While the Regional District fiddles with prices at the dump and composting, the West Kootenay has suffered a blow that has had an enormous impact and yet goes unaddressed by our "leaders."
About eight years ago, rats were first noticed in Nelson. I am extremely confident that they were rare to nonexistent in the sixties and seventies. Now they are ubiquitous, causing damage to homes, vehicles and agriculture, with health impacts unmonitored. All of our vehicles have suffered varying degrees of rat damage, and our auto dealer reports replacing entire wiring harnesses. Tragically, our small farm is now in a constant battle to limit damage to crops such as tomatoes.
Upon returning to this area, I was horrified by the state of waste management. On any forest road you find garbage tips. The outrageous fees at the landfill encourage this. Progressive communities have free tipping stations.
We have turkeys, a game species, eating at our dump garbage. Turkeys were an attraction to the area, with people coming to admire and hunt them. People don’t hunt dump animals. It is certain that the landfill is rat utopia. It is time to completely rethink waste management in the West Kootenay. Nelson in particular has a serious problem.
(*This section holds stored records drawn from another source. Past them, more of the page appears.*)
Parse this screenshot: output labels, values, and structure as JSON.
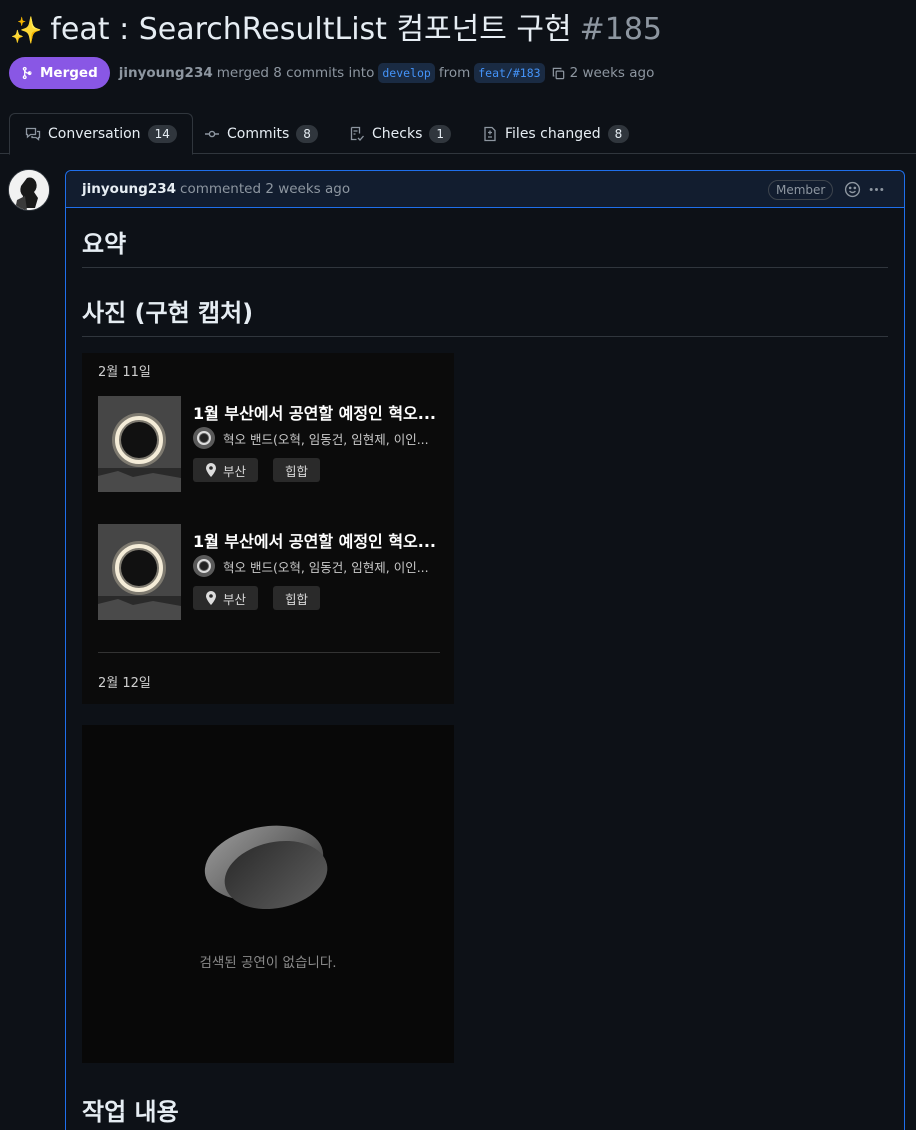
{
  "pr": {
    "title": "feat : SearchResultList 컴포넌트 구현",
    "number": "#185",
    "state": "Merged",
    "author": "jinyoung234",
    "merge_text": "merged 8 commits into",
    "base_branch": "develop",
    "from_text": "from",
    "head_branch": "feat/#183",
    "time": "2 weeks ago"
  },
  "tabs": [
    {
      "label": "Conversation",
      "count": "14",
      "icon": "comment-discussion-icon"
    },
    {
      "label": "Commits",
      "count": "8",
      "icon": "git-commit-icon"
    },
    {
      "label": "Checks",
      "count": "1",
      "icon": "checklist-icon"
    },
    {
      "label": "Files changed",
      "count": "8",
      "icon": "file-diff-icon"
    }
  ],
  "comment": {
    "author": "jinyoung234",
    "action": "commented 2 weeks ago",
    "badge": "Member"
  },
  "body": {
    "h_summary": "요약",
    "h_photos": "사진 (구현 캡처)",
    "h_work": "작업 내용"
  },
  "screenshot1": {
    "date1": "2월 11일",
    "date2": "2월 12일",
    "cards": [
      {
        "title": "1월 부산에서 공연할 예정인 혁오...",
        "artist": "혁오 밴드(오혁, 임동건, 임현제, 이인...",
        "location": "부산",
        "genre": "힙합"
      },
      {
        "title": "1월 부산에서 공연할 예정인 혁오...",
        "artist": "혁오 밴드(오혁, 임동건, 임현제, 이인...",
        "location": "부산",
        "genre": "힙합"
      }
    ]
  },
  "screenshot2": {
    "empty_message": "검색된 공연이 없습니다."
  },
  "colors": {
    "merged": "#8957e5",
    "link": "#4493f8",
    "border_active": "#1f6feb"
  }
}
Stores regularly sell out of rat control devices, but that isn't the issue. Without a coordinated effort to control rats in this area, our economic advantage of being a rat free zone is squandered.
Castlegar has one of the ugliest tourist information centres on earth, we have a bike path to hell, and we have a compost recycling program which undoubtedly feeds many rats. These frivolities are third-tier priorities. Rats are costing us possibly millions of dollars. Are the town councils and regional districts up to dealing with a real issue?